Holomorphic Functions Fixing a Point

Question

Let $U$ be a bounded connected open subset of $\mathbb{C}$ and $z_0 \in \mathbb{C}$. Show that the group of automorphisms of $U$ fixing $z_0$ is compact. My idea is to show that this group is sequentially compact, but I am unable to show it. Thanks for any help.

Answer 1

Let $G = \{ f \in \operatorname{Aut}(U) : f(z_0) = z_0\}$. Since $U$ is bounded, $G$ is a normal family, thus every sequence in $G$ has a subsequence that converges locally uniformly on $U$. It remains to be seen that the limit function again belongs to $G$.

By Cauchy's integral formula for the derivative of a holomorphic function, $D := \{ f'(z_0) : f \in G\}$ is a bounded subset of $\mathbb{C}\setminus \{0\}$. On the other hand, from $(f\circ g)'(z_0) = f'(z_0)\cdot g'(z_0)$ for $f,g \in G$ it follows that $D$ is a subgroup of $(\mathbb{C}\setminus \{0\},\,\cdot\,)$, whence $\lvert f'(z_0)\rvert = 1$ for all $f \in G$. By a theorem of Weierstraß, if a sequence $(f_n)$ of holomorphic functions on $U$ converges locally uniformly to $f$, then the sequence $(f_n')$ of derivatives converges locally uniformly to $f'$. In particular, $f_n'(z_0)$ converges to $f'(z_0)$. Thus if $f$ is the locally uniform limit of a sequence $(f_n)$ in $G$, then we have $\lvert f'(z_0)\rvert = 1$, and clearly $f(z_0) = z_0$. But this implies $f \in \operatorname{Aut}(U)$, and thus $f\in G$, as needed.
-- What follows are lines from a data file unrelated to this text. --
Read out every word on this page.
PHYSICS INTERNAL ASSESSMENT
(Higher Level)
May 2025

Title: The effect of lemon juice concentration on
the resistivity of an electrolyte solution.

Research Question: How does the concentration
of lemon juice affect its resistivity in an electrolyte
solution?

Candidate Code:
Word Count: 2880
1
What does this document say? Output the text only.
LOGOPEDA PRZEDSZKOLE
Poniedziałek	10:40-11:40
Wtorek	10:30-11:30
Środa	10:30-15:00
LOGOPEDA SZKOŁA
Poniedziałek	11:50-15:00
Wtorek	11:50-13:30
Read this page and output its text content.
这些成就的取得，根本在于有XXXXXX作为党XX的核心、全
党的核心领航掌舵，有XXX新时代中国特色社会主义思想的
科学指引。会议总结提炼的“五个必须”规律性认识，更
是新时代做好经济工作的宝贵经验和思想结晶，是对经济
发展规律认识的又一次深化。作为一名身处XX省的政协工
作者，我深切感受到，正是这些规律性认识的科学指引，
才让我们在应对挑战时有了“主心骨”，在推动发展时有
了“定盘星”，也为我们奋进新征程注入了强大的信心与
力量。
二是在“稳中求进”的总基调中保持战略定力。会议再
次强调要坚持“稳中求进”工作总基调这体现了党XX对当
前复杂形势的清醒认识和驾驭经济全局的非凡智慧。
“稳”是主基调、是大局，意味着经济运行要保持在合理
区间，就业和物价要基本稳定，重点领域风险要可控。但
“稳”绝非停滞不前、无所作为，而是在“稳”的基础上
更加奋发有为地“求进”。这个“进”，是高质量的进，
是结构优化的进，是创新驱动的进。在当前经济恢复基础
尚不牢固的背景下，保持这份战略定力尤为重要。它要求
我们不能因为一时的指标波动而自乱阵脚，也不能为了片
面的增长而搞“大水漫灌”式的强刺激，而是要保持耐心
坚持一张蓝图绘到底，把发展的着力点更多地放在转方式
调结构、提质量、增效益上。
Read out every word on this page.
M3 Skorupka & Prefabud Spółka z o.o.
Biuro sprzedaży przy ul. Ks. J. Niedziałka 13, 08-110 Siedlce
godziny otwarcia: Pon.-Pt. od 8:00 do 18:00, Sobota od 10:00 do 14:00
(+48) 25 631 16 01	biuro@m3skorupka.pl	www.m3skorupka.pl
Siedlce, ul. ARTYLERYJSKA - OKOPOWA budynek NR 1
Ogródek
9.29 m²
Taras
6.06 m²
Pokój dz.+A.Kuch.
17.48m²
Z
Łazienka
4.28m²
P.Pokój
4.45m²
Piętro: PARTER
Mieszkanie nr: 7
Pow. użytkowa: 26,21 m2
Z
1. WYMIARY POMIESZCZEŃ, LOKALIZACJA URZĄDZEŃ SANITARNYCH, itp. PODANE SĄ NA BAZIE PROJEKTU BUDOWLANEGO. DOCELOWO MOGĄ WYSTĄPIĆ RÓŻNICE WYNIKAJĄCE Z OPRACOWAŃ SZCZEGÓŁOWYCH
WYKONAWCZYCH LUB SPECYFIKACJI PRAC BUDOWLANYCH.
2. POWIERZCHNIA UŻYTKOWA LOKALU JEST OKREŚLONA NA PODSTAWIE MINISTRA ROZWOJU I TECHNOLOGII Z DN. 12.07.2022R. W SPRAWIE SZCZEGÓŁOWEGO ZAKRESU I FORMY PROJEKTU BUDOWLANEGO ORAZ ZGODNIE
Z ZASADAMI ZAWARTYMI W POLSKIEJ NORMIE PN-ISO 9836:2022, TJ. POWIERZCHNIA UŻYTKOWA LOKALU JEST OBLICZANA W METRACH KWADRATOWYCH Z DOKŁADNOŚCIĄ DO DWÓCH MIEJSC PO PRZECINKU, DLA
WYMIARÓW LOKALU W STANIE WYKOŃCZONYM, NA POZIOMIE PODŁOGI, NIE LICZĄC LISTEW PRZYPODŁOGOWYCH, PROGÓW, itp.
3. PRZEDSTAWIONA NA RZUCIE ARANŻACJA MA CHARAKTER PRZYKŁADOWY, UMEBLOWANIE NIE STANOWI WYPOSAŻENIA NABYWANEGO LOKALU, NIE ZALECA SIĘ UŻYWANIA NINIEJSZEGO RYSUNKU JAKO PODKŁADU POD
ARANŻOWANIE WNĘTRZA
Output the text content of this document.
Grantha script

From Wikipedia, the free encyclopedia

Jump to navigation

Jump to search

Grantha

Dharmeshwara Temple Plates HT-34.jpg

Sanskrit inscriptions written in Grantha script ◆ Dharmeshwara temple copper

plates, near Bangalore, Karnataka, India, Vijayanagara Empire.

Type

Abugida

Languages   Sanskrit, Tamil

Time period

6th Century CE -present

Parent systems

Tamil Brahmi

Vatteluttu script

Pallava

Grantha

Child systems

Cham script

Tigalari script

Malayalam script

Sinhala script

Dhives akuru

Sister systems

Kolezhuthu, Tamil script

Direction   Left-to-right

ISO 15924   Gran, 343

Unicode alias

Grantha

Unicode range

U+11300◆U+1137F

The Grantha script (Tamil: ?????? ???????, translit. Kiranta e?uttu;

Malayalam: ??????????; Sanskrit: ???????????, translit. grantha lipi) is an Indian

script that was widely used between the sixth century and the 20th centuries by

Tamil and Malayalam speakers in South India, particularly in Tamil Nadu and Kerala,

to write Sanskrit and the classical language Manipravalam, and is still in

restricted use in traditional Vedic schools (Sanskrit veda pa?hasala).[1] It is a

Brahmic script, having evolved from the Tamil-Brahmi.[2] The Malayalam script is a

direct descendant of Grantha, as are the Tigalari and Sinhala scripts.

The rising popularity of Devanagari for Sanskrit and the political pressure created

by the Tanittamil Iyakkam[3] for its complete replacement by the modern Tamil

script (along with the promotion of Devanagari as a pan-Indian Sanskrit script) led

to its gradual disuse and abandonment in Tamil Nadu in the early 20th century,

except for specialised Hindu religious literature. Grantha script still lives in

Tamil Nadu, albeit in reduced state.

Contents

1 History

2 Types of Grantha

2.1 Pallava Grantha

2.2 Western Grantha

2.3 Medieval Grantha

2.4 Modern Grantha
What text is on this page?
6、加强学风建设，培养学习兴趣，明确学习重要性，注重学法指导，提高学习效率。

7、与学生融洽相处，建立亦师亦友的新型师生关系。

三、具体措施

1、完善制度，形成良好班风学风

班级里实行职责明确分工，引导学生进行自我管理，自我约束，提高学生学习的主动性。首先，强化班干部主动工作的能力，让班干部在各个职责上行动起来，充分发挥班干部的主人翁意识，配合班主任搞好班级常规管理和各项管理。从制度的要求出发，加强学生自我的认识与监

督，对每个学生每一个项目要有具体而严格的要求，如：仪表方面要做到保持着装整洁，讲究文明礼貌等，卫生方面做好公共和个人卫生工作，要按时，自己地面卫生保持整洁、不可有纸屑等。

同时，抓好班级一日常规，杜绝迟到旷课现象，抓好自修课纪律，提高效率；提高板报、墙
Remark: The group homomorphism $G \to S^1$ given by $f \mapsto f'(z_0)$ is injective, thus we can view $G$ as a subgroup of $S^1$, and in fact the subgroup topology induced from $S^1$ coincides with the topology of locally uniform convergence on $G$. But we don't need this fact to prove that $G$ is (sequentially) compact.